US Vice President Dick Cheney has waged an intense and largely unpublicized campaign over the past year to stop Congress, the Pentagon and the State Department from imposing more restrictive rules on the handling of terrorist suspects, The Washington Post reported Monday.
The vice president called Senator John D. Rockefeller, vice chairman of the Senate Select Committee on Intelligence, last winter when the latter began pushing to have the full committee briefed on the Central Intelligence Agency (CIA)'s interrogation practices, to the White House to urge that he drop the matter, said the report, quoting three US officials as saying.
In recent months, Cheney has been the force against adding safeguards to the Defense Department's rules on treatment of military prisoners, putting him at odds with Secretary of State Condoleezza Rice and acting Deputy Secretary of Defense Gordon R. England, the report said.
Just last week, Cheney showed up at a Republican senatorial luncheon to lobby lawmakers for a CIA exemption to an amendment by Senator John McCain that would ban torture and inhumane treatment of prisoners. The exemption would cover the CIA's covert "black sites" in several Eastern European countries and other countries where key al-Qaida captives are being kept, the report said.
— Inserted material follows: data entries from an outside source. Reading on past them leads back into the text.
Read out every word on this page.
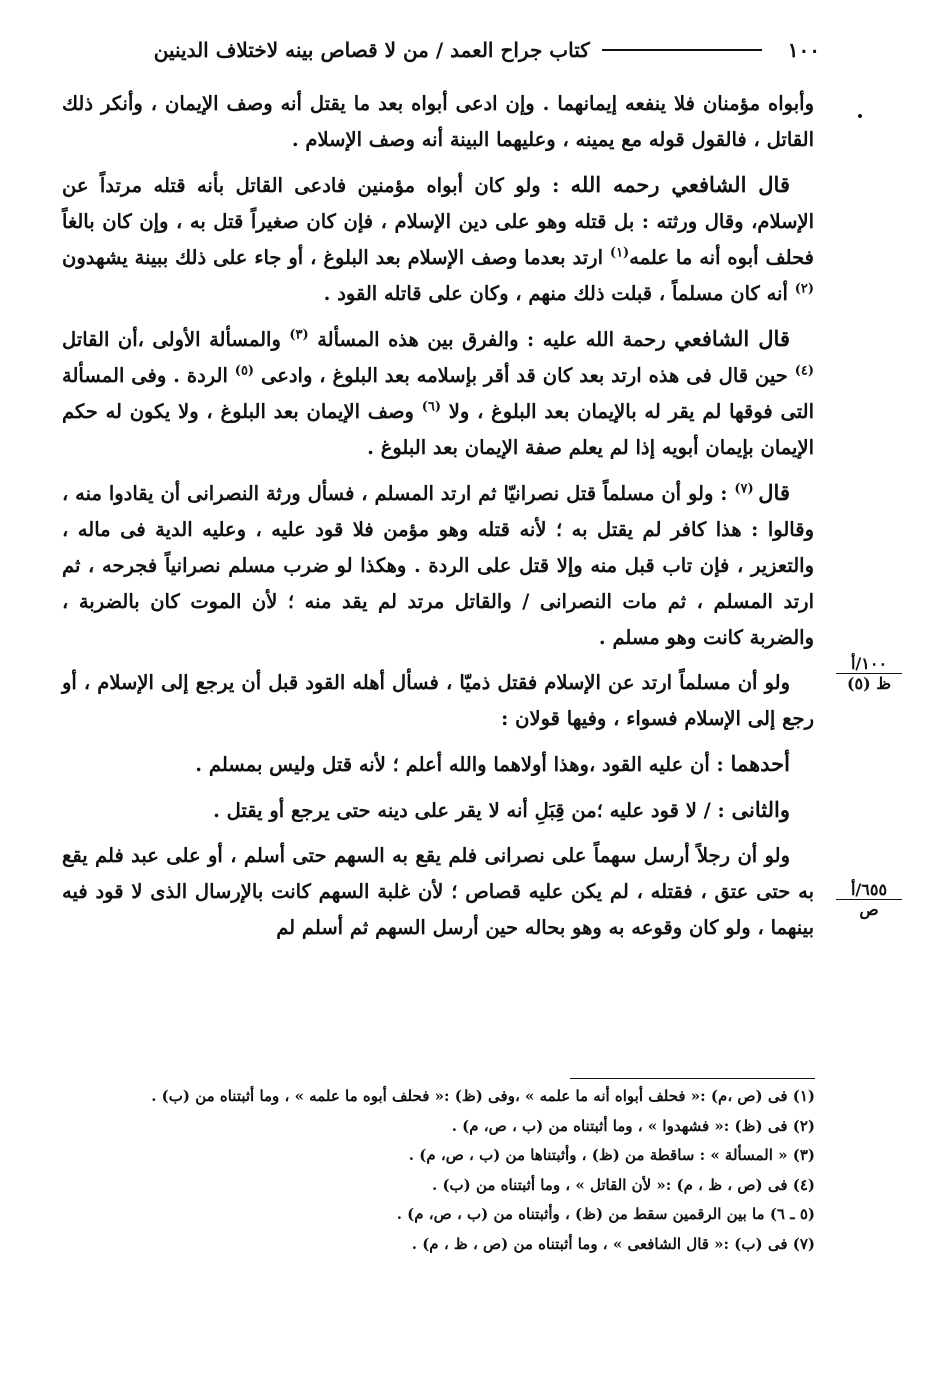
١٠٠
كتاب جراح العمد / من لا قصاص بينه لاختلاف الدينين

وأبواه مؤمنان فلا ينفعه إيمانهما . وإن ادعى أبواه بعد ما يقتل أنه وصف الإيمان ، وأنكر ذلك القاتل ، فالقول قوله مع يمينه ، وعليهما البينة أنه وصف الإسلام .

قال الشافعي رحمه الله : ولو كان أبواه مؤمنين فادعى القاتل بأنه قتله مرتداً عن الإسلام، وقال ورثته : بل قتله وهو على دين الإسلام ، فإن كان صغيراً قتل به ، وإن كان بالغاً فحلف أبوه أنه ما علمه$^{(١)}$ ارتد بعدما وصف الإسلام بعد البلوغ ، أو جاء على ذلك ببينة يشهدون $^{(٢)}$ أنه كان مسلماً ، قبلت ذلك منهم ، وكان على قاتله القود .

قال الشافعي رحمة الله عليه : والفرق بين هذه المسألة $^{(٣)}$ والمسألة الأولى ،أن القاتل $^{(٤)}$ حين قال فى هذه ارتد بعد كان قد أقر بإسلامه بعد البلوغ ، وادعى $^{(٥)}$ الردة . وفى المسألة التى فوقها لم يقر له بالإيمان بعد البلوغ ، ولا $^{(٦)}$ وصف الإيمان بعد البلوغ ، ولا يكون له حكم الإيمان بإيمان أبويه إذا لم يعلم صفة الإيمان بعد البلوغ .

قال $^{(٧)}$ : ولو أن مسلماً قتل نصرانيّا ثم ارتد المسلم ، فسأل ورثة النصرانى أن يقادوا منه ، وقالوا : هذا كافر لم يقتل به ؛ لأنه قتله وهو مؤمن فلا قود عليه ، وعليه الدية فى ماله ، والتعزير ، فإن تاب قبل منه وإلا قتل على الردة . وهكذا لو ضرب مسلم نصرانياً فجرحه ، ثم ارتد المسلم ، ثم مات النصرانى / والقاتل مرتد لم يقد منه ؛ لأن الموت كان بالضربة ، والضربة كانت وهو مسلم .

ولو أن مسلماً ارتد عن الإسلام فقتل ذميّا ، فسأل أهله القود قبل أن يرجع إلى الإسلام ، أو رجع إلى الإسلام فسواء ، وفيها قولان :

أحدهما : أن عليه القود ،وهذا أولاهما والله أعلم ؛ لأنه قتل وليس بمسلم .

والثانى : / لا قود عليه ؛من قِبَلِ أنه لا يقر على دينه حتى يرجع أو يقتل .

ولو أن رجلاً أرسل سهماً على نصرانى فلم يقع به السهم حتى أسلم ، أو على عبد فلم يقع به حتى عتق ، فقتله ، لم يكن عليه قصاص ؛ لأن غلبة السهم كانت بالإرسال الذى لا قود فيه بينهما ، ولو كان وقوعه به وهو بحاله حين أرسل السهم ثم أسلم لم

١٠٠/أ
ظ (٥)
٦٥٥/أ
ص
(١) فى (ص ،م) :« فحلف أبواه أنه ما علمه » ،وفى (ظ) :« فحلف أبوه ما علمه » ، وما أثبتناه من (ب) .
(٢) فى (ظ) :« فشهدوا » ، وما أثبتناه من (ب ، ص، م) .
(٣) « المسألة » : ساقطة من (ظ) ، وأثبتناها من (ب ، ص، م) .
(٤) فى (ص ، ظ ، م) :« لأن القاتل » ، وما أثبتناه من (ب) .
(٥ ـ ٦) ما بين الرقمين سقط من (ظ) ، وأثبتناه من (ب ، ص، م) .
(٧) فى (ب) :« قال الشافعى » ، وما أثبتناه من (ص ، ظ ، م) .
Cheney's camp says the United States does not torture captives, but believes the president needs nearly unfettered power to deal with terrorists to protect Americans, the report said.
On the other side of the debate, according to the Post report, are those who believe that unconventional measures - harsh interrogation tactics, prisoner abuse and the "ghosting" and covert detention of CIA-held prisoners - have so damaged world support for the US-led counterterrorism campaign that they have hurt the US cause.
McCain's amendment would limit the military's interrogation and detention tactics to those described in the Army Field Manual, and it would prohibit all US government employees from using cruel, inhuman or degrading treatment.
Cheney pushed hard to have the entire amendment defeated. He twice held meetings with key lawmakers to lobby against the measure, and when that tack did not work, he handed McCain language that would exempt the CIA, the report said.